Just five years ago, few Britons would have known what the traditional Italian paste was, but it has rapidly become a staple of restaurants and middle-class dinner parties. Now it is among a range of traditionally produced foodstuffs threatened by modern farming methods.
The suggestion that small lentils from Abruzzo and Basilicata, as well as specialised varieties of saffron, rye and maize could soon disappear, will disappoint discerning diners.
According to professor Francesco Corbetta, a botanist at the University of L'Aquila in the Abruzzo region of central Italy, the loss of such key homegrown ingredients means future generations may never experience the joys and subtleties of regional Italian cuisine.
In a new book, S.O.S. Verde, Professor Corbetta argues that traditional fare, such as "real" saffron risotto, grey polenta made from buckwheat and the New Year's Day dish of high-quality small lentils could soon be consigned to gastronomic history. This is because the recent expansion of industrial farming in Italy, with its emphasis on quantity rather than quality, threatens the survival of native crops which do not adapt well to modern methods.

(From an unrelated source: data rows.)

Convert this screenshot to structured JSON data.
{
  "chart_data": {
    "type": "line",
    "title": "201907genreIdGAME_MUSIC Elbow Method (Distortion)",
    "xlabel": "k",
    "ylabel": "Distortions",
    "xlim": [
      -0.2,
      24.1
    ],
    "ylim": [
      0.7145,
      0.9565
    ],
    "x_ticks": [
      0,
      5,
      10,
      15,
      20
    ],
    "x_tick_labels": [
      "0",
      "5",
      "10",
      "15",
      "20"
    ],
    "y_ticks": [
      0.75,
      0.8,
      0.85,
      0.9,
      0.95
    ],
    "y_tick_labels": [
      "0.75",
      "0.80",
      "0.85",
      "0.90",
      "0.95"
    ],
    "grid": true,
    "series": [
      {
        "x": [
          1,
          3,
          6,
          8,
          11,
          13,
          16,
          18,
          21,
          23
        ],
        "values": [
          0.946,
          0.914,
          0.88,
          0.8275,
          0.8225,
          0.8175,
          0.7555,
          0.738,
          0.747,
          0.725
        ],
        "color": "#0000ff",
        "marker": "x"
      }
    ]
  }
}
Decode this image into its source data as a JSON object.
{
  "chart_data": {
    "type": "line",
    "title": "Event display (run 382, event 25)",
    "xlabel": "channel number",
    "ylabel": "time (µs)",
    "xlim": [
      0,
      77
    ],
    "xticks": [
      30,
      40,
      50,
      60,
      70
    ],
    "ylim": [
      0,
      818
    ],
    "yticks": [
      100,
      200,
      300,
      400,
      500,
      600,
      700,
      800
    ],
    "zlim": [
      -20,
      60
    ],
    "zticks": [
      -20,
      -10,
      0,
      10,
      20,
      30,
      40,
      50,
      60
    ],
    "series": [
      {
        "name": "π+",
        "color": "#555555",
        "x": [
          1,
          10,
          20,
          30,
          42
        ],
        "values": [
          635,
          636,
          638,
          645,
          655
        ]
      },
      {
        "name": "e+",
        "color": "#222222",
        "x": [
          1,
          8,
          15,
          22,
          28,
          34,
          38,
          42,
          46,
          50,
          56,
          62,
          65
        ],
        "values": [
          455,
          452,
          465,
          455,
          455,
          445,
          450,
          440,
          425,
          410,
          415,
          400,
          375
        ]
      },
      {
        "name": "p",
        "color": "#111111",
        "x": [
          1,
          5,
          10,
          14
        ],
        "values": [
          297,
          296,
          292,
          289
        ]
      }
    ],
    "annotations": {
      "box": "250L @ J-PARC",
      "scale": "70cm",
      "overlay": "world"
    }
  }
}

"These are types of cultivation that cannot be mechanised so the only people still growing these products are a few old people on small plots," he said.
Demand is kept alive by a small number of wholesalers and retailers who deal directly with the growers and supply niche markets.
But as Philip Contini, managing director of Valvona and Crolla, Edinburgh's acclaimed Italian delicatessen, points out, the fine-tuning of British palates may have come too late. "The number of independent delis and specialist shops in Britain has more than halved in the last 10 years. Despite the best efforts of a small number of family growers, the sources of supply are drying up," he said. "We may now be on the cusp of a revival as people tire of the supermarkets and small grocers reopen, but what could happen in the interim is that the products will be lost."
Valvona and Crolla now sources most of its own products direct from suppliers, but even some of these companies are keen to get a foothold in the supermarket supply chain, with the consequent changes to cultivation that may entail.
The increasing domination of the supermarkets across Europe, as well as tighter EU legislation on production methods, has accelerated the trend towards standardised foodstuffs.
These days, shelves groan with mass-produced olive oil, grown in Spain and bottled in Italy, imported peppers packaged in Spain, and endless varieties of grains and pastas. But, according to Antonio Carluccio, chef, broadcaster and proprietor of The Neal Street Restaurant in London, such "delicacies" are often watered-down versions of their former selves.
"My battle is to protect the heritage of good Italian food but I'm worried that people will lose their sense of taste and smell because the big companies make so much rubbish," he said. "Small lentils need more care to produce and are more expensive, but they are fantastic. Saffron from Sardinia has incredible colour and flavour, whereas the stuff that comes from the Middle East tastes of nothing."
Although many Italians continue to visit specialist stores, Mr Carluccio says there is a growing tendency for them to shop "American-style" with trolley-loads full of mediocre produce. Britons, meanwhile, succumbed to the introduction of industrial farming methods in the 1950s and 1960s with barely a whimper.
Seed patenting laws in the 1980s saw hundreds of British varieties of fruit and vegetable vanish overnight and it is only recently that the benefits of organic farming have penetrated public consciousness.
"For a long time I don't think we valued diversity, unlike France where peasant farmers put up a stubborn defence of traditional artisan produce," says Hugh Fearnley-Whittingstall, the Independent on Sunday's restaurant critic.
"There are signs of a revival in Britain, with a growing number of people prepared to pay for premium produce and a resurgence in farmers' markets."
But agriculture is slow to respond to changing fashions, and the lamentations of campaigners such as Prue Leith on the scarcity of morello cherries and fresh walnuts may come too late. "If we lose the old recipes we lose the reason for growing the ingredients," says Ms Leith who, together with several colleagues, is setting up a national centre for the culinary arts.
"Cookery has become a hobby for the middle classes but, partly because it was taken off the school curriculum and partly because people have less time and buy pre-prepared meals, the old skills have been lost to much of the population."